Lessons are taken extremely seriously, parents sit in and make copious notes, students are expected to practise for three or four hours a day. Shirley Young, a leading Chinese-American businesswoman who has returned to live in Shanghai, explains how rigorous the system is. ‘In the West, the premium is on study being fun, but here it’s about discipline. This is not casual learning — you don’t wing it or charm your way through.’

Lang Lang and Li Yundi, the current darlings of the CD industry, are both products of this intensive approach. They are formidable musicians, although critical opinion is still split as to the emotional depth of their playing. Lang Lang’s parents made huge sacrifices to support his studies, living hundreds of miles apart for many years.

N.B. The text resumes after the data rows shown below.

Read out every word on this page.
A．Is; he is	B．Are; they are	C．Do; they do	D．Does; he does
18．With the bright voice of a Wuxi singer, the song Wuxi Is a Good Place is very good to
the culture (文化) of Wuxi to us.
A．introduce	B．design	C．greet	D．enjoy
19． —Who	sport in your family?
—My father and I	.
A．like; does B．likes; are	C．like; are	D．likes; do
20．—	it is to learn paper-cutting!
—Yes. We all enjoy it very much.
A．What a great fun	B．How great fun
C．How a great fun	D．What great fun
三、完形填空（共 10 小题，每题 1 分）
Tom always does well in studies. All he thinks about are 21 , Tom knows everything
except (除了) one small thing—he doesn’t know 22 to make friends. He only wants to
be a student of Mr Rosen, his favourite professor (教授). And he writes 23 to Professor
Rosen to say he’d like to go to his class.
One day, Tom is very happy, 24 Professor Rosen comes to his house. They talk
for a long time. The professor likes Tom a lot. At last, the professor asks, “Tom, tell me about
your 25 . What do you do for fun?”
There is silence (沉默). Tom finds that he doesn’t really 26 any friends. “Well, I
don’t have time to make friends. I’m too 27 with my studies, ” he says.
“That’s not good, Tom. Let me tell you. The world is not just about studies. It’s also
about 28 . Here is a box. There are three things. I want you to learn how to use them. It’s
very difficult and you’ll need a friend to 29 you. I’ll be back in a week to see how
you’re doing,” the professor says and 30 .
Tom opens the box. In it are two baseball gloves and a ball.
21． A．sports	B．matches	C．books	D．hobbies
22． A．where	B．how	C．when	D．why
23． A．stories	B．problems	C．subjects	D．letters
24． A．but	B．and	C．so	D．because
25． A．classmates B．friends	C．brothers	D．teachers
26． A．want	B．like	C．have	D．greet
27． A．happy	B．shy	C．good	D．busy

A combination of the one-child policy and new prosperity may help to explain why today’s Chinese parents are so fiercely ambitious on their children’s behalf — but there is another reason. When they were growing up themselves, during the Cultural Revolution, learning the piano was inconceivable. Madame Mao’s ‘Gang of Four’ saw it as the most dangerous of all Western instruments. The instrument was once described as being akin to a coffin — ‘a black box in which the notes rattled around like the bones of the bourgeoisie’.

Few of those I encounter who lived through this terrible period want to discuss it; smiles turn to grimaces, the subject quickly changed with the offer of another cup of tea or a question about concert life in Britain. It’s not surprising really; in just a decade so many lives and careers were ruined. The pianist Fou Ts’ong, for example, was forced to seek exile in London, where he later heard his parents had fatally poisoned themselves rather than face the horrors of the mad regime.

Back in Guangzhou I meet a man who is happy to talk, and over three hours pours out his appalling story. Liu Shih Kun came second in the 1958 Tchaikovsky Piano Competition in Moscow. China’s musicians were only just beginning to cause a stir internationally, and he returned home to a hero’s welcome, not unlike the ticker-tape parade that greeted that year’s winner, Van Cliburn, when he landed at New York. Less than a decade later, because Mr Liu played Bach, Beethoven and Mozart, he was labelled a ‘counter-revolutionary revisionist’, and sent to clean the lavatories at the Central Conservatory of Music. On one occasion a Red Guard beat him so hard with a belt that his arm was fractured.